At the end of the chapter on perception, Hegel showed that the inner contradictions of the thing of perception lead necessarily to the concept of a manyfold of things.  Only the relationship between two things can solve the contradiction that arose earlier, because the one thing can be considered in its being in itself, and the other as its being for others.  The contradiction within the concept of the thing can now be resolved by the attribution of each of the conflicting characteristics to separate things.  A thing that has properties implies necessarily the existence of several things.  Hegel can now determine more accurately the relationship between the various and different things.  Because of their properties they have an essential reciprocal effect on each other.  Actually the thing is essentially what is expressed in its properties, and these properties exist in a reciprocal relationship.

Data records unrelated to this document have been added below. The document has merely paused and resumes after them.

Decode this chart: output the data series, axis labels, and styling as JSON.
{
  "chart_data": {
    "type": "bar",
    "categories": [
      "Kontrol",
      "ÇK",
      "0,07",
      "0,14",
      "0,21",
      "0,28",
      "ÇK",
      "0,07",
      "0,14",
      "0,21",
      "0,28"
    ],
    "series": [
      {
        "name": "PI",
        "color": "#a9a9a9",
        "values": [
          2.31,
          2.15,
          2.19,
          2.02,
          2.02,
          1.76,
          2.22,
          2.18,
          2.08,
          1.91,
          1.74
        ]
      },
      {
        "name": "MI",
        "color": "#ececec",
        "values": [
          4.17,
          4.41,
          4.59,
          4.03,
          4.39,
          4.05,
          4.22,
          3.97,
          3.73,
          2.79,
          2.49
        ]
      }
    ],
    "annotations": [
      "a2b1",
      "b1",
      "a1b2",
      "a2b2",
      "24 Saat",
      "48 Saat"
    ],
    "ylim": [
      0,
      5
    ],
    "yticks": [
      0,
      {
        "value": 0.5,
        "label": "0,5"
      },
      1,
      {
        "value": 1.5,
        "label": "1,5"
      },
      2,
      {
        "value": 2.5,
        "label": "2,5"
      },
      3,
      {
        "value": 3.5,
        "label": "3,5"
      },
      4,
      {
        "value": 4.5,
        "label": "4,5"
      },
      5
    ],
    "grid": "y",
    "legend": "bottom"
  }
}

When we talk about things and their properties, we must come to the conclusion that the properties themselves are vital.  Even though they are posited as determining something other than themselves, i.e. the thing as such, they and they alone express the determinate nature, they are the determinate thing.  Because they are universal in themselves they must at the same time belong to many things and they continue beyond the confines of the thing into other things.  The properties of a thing constitute an infinite world of things.  The connection between properties that define a single thing as a collection  – or medium – of qualities, is therefore no absolute at all.  A single determinate thing is ‘this’  thing in its exclusive oneness and at the same time just a collection or quantitative limit to gather in the free properties.  That defines the thing as changeable.  Things come and go, they change in form or color or size.  Because they themselves change, they must be one, but because they change, they must be the effect of their properties.

The properties turn out to be the free moving and independent qualities that cause these changes.  We have now reached the opposite conclusion.  It is the properties or the free matters as Hegel calls them, that are the true cause of the thing.

From this we can define the thing as the totality of the determinations of the thing as cause or existence, and the properties as the defining and determining instance, or do ground.  Or we can say in more abstract language, that a thing is the immediate unity of the reflection in itself and the reflection in others.  Never should we consider the thing just to be a collection of its properties and never should we apply the assumption that anything exists as something independent.  Every thing is more like the interplay of these various logical moments, and never something like a simple substance.